The missing SparklyR EDA toolkit (for use in R). Quick, efficient, and easy to use

Primary LanguageR

sparkedatools

The missing SparklyR EDA toolkit (for use in R). Quick, efficient, and easy to use.

Wrap and graph the outputs from the SparkEDA package for Spark.

You will need a few things to get started.

  1. Grab the SparkEDA Jar from my website

  2. Download this repository to your R home or other location Note: You will need devtools installed in R (as this package is not yet up on CRAN

install.packages("devtools")
library("devtools")

Then

devtools::install_github('GabeChurch/sparkedatools')
  1. Edit your SparklyR Configuration (in R)

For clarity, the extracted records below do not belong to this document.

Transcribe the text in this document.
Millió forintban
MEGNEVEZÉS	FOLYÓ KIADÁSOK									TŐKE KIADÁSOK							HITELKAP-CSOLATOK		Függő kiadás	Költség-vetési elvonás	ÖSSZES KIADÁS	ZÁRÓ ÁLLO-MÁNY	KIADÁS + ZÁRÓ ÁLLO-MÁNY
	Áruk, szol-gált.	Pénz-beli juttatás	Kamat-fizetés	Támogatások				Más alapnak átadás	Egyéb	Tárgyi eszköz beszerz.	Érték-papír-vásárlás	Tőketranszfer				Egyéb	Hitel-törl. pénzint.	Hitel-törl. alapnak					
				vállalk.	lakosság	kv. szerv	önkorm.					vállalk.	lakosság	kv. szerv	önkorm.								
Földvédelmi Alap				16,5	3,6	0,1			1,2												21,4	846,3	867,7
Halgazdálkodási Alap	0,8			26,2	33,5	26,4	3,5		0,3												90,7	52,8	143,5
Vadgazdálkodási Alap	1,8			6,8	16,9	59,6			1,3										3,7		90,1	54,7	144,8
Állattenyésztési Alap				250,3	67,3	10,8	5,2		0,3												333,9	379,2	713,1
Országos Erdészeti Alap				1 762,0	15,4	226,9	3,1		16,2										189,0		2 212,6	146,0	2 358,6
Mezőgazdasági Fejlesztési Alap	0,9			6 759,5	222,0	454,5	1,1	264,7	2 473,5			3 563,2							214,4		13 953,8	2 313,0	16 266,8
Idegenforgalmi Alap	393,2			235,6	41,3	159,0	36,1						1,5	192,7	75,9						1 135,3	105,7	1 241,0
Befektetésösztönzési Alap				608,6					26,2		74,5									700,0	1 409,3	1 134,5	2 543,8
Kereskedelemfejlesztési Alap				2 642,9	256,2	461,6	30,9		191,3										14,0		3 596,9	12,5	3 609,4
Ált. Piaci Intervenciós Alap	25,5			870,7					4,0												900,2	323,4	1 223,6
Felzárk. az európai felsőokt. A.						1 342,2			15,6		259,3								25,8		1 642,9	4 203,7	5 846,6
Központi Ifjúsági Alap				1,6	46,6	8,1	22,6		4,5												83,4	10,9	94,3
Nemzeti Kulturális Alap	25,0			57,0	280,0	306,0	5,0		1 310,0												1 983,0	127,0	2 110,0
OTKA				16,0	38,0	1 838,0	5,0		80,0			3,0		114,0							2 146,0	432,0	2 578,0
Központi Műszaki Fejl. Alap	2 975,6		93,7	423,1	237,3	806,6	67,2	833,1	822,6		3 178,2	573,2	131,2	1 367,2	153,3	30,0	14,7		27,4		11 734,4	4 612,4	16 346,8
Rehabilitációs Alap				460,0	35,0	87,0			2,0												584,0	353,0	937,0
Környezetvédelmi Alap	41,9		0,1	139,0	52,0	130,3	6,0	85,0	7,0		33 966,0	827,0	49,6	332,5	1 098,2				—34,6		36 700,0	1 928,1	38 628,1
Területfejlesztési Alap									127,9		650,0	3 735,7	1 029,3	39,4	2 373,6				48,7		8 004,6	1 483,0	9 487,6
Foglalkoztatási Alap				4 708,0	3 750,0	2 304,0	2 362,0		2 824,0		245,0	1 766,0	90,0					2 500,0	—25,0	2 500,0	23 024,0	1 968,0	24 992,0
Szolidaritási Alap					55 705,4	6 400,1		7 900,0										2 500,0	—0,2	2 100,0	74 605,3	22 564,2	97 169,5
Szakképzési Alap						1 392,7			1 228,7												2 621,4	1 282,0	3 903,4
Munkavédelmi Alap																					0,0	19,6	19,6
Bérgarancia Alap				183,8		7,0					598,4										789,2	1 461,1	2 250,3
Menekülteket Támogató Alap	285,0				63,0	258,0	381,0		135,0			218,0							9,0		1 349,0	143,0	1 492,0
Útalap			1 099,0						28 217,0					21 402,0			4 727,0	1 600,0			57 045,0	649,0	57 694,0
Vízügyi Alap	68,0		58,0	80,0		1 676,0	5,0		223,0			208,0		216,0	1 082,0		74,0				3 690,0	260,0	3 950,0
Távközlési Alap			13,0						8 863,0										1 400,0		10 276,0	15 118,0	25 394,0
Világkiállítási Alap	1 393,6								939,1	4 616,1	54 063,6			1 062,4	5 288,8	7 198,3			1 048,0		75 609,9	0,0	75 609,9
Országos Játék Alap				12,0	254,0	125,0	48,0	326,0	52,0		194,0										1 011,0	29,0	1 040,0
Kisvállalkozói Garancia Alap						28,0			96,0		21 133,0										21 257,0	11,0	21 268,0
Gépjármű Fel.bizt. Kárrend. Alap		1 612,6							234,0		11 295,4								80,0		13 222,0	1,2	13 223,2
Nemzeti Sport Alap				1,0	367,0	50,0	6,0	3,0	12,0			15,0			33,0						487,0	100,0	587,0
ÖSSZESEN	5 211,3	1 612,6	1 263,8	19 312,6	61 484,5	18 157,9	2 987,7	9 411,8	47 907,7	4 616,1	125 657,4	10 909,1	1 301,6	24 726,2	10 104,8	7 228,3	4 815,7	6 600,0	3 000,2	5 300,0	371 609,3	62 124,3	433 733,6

You need to add the SparkEDA jar for the package to work in R.

conf = spark_config()

This is the important line

#This is the configuration option
conf$'sparklyr.jars.default'= "/system/path/to/sparkeda_2.11-2.07.jar"
sc = spark_connect(master = "yarn-client", config = conf, version = '2.3.2')

The ORDER IS IMPORTANT. Must be BEFORE you have connected and AFTER you have instantiated your spark_config in R.

  1. Enjoy being able to visualize and understand your giant data-sets like never before!